Transfer 1½ cups of the buttercream to a bowl and whisk in the melted chocolate. Cover the chocolate buttercream and refrigerate.
Dissolve the malt powder in 2 tablespoons hot water, then beat it into the buttercream remaining in the mixer. Beat in the crushed milk balls. Cover the malt buttercream and refrigerate.
In a small bowl, whisk together the flour, cocoa powder, and salt. In another small bowl, dissolve the espresso powder in ¼ cup hot water, then stir in the chocolate.
In the bowl of a standing mixer, whisk together the egg yolks and ⅔ cup of the sugar. Set the bowl over a pan of simmering water and whisk until the sugar is dissolved. Transfer the bowl to a mixer fitted with the whisk attachment and beat at high speed until the yolks are pale and thick, about 5 minutes. Beat in the melted chocolate mixture along with the vanilla. Transfer the mixture to a large bowl.
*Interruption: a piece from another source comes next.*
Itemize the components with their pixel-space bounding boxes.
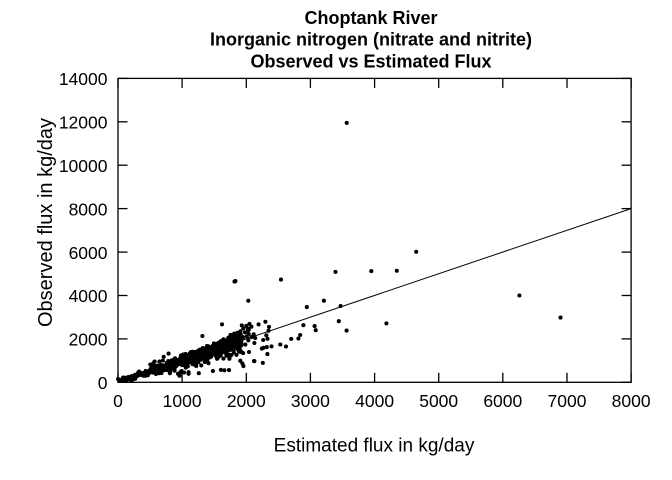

Thoroughly wash and dry the mixer bowl and the whisk attachment. In the clean bowl, beat the egg whites with the cream of tartar on medium-high speed until soft peaks form. Gradually add the remaining ⅔ cup sugar and continue beating at high speed until the whites are glossy, about 2 minutes longer. Whisk a quarter of the egg whites into the cake batter, then fold in the remaining whites until no streaks remain.
In a small bowl, whisk the melted butter with ½ cup of the batter; fold this mixture into the batter. In two batches, sift the cocoa powder mixture over the batter and gently fold it in. Divide the batter between the prepared pans and use an offset spatula to spread it evenly.
Spread the malt buttercream over the cakes. Using a ruler, cut each cake precisely in half lengthwise, cutting through the parchment lining them; you should have four 6 by 17-inch strips of cake. Roll one strip into a tight coil, removing the paper as you roll. Roll the three remaining cake strips around the coil in the same way to form a very wide, short jelly roll. Set the cake on a large plate, spiraled end up. Frost the outside of the cake with the chocolate buttercream. Refrigerate the cake until set, at least 8 hours. If desired, decorate it with the meringue mushrooms, cranberries, and rosemary sprigs, and serve, cutting the cake into wedges or horizontal slices. (We like to cut the stump lengthwise for the full effect. It is thin, but large.)